Quand le groupe quitte la scène, nous nous dirigeons vers les coulisses, péniblement, à contre-courant. Dans la cohue, je passe près de l'un des trois porcelets de sept ou huit ans qui se moquaient d'elle et lui envoie un coup de pied de footballeur débutant dans le tibia. Il pousse un hurlement bestial, mais le temps que sa mère se retourne et le repère, nous avons déjà disparu dans la masse ondulante. Ce n'est pas très noble de ma part, mais je ne le reverrai probablement jamais. C'est toujours ça de pris sur le porc malveillant qu'il va devenir.

Olive salue et félicite les musiciens un à un. Avec chacun d'eux, elle se montre calme et attentive. Je lui présente Catherine, qui la regarde immédiatement avec une douceur et une attention quasi maternelles, et Arnaud, qui la remercie d'avoir incité les gens à danser, même s'il sait bien qu'ils ne seraient pas restés assis de toute façon. Lorsque nous partons, elle embrasse tous les musiciens et même leurs amis – plus d'une quinzaine de personnes.

(Le lendemain, Catherine me téléphone: «Elle est émouvante, elle est généreuse, elle est vivante. Ne la quitte pas, celle-là.» De toutes les personnes à qui j'ai présenté Olive, je crois que Catherine est la seule qui ne m'ait pas plus ou moins explicitement conseillé de la fuir au plus vite.)
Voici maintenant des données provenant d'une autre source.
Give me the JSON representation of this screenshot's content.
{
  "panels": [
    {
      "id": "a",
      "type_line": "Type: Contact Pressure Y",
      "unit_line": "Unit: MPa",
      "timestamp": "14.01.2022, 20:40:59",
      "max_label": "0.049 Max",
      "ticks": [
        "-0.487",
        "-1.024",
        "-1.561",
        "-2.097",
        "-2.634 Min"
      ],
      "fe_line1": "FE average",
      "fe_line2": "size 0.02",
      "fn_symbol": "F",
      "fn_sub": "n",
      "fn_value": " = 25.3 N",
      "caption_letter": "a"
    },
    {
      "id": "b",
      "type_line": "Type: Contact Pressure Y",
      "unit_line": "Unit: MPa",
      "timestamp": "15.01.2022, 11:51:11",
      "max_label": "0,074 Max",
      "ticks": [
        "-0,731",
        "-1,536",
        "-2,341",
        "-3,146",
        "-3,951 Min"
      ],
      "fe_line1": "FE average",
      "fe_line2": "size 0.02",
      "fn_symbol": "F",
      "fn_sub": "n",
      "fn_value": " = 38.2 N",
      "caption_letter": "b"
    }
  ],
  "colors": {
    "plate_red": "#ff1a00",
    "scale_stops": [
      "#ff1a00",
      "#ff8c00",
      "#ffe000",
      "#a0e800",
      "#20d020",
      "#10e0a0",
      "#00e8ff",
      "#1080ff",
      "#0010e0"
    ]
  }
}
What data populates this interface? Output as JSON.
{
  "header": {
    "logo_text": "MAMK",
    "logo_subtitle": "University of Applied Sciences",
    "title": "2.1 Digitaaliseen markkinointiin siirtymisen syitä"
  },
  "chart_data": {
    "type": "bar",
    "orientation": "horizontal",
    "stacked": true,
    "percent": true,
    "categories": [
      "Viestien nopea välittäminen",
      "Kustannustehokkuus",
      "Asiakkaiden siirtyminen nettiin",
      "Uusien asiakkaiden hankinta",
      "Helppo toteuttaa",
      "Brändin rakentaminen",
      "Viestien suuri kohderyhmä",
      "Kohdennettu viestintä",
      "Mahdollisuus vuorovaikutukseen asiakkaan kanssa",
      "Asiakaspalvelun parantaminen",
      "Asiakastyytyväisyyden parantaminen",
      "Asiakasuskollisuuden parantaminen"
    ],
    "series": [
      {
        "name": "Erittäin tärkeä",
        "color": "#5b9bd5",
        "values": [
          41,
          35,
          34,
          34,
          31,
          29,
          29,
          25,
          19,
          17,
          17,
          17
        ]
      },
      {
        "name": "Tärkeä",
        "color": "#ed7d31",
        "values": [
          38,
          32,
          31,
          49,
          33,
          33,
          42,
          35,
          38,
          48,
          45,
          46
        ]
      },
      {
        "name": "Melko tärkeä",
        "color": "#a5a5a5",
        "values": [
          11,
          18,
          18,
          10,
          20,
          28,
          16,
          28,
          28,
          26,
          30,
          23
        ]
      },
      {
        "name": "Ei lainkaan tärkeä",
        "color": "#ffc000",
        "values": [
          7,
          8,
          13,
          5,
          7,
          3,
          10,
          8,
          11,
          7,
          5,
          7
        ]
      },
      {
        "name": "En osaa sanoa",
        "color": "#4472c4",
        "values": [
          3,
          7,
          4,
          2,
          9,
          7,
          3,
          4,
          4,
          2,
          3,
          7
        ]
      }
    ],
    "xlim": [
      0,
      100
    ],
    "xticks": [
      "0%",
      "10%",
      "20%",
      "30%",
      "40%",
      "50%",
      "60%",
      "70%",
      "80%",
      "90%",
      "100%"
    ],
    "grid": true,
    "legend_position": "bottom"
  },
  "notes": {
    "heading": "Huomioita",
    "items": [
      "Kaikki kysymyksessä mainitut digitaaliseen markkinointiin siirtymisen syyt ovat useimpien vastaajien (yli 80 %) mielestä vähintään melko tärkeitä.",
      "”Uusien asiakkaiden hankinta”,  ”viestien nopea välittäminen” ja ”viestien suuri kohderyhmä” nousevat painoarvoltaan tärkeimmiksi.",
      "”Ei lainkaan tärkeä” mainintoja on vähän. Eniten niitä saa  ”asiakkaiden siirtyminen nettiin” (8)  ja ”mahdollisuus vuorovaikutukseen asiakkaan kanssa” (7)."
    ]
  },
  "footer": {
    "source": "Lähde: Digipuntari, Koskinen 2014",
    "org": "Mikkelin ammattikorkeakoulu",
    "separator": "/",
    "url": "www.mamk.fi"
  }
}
Le soir, je laisse un message sur le répondeur de Marie-Sophie pour lui faire part du revirement de situation et lui demander de nouveau son aide. En raccrochant, je me dis que c'est certainement une dangereuse erreur dont je pourrais me mordre, me sectionner et m'avaler les doigts. Si Olive pique une crise en plein New York – ce qui est plus que probable, logiquement, étant donné ce qui se passe depuis plusieurs jours -, je n'ai qu'une notion très imprécise de ce qui arriverait. Si elle se déshabille en pleine rue ou se met à danser comme une possédée dans un restaurant, je risque de me laisser rapidement déborder par les événements. J'ai le pressentiment qu'ils ne badinent pas avec la loi et l'ordre, par là-bas. Et puis quand on est loin de chez soi, on dira ce qu'on voudra, c'est pas pareil. J'ai beau me concentrer en fermant les yeux, je nous imagine mal aux mains de la police new-yorkaise. Je ne me vois pas non plus la confier, contraint et forcé, au système psychiatrique américain. Elle disparaîtrait dans un immense labyrinthe blanc et froid et je ne la retrouverais plus jamais. J'en vibre d'effroi, mais c'est ce qui peut fort bien se passer si nous y allons. Or nous y allons. Car je sais que je ne peux plus faire marche arrière. Ce que je ne sais pas exactement, c'est: pourquoi?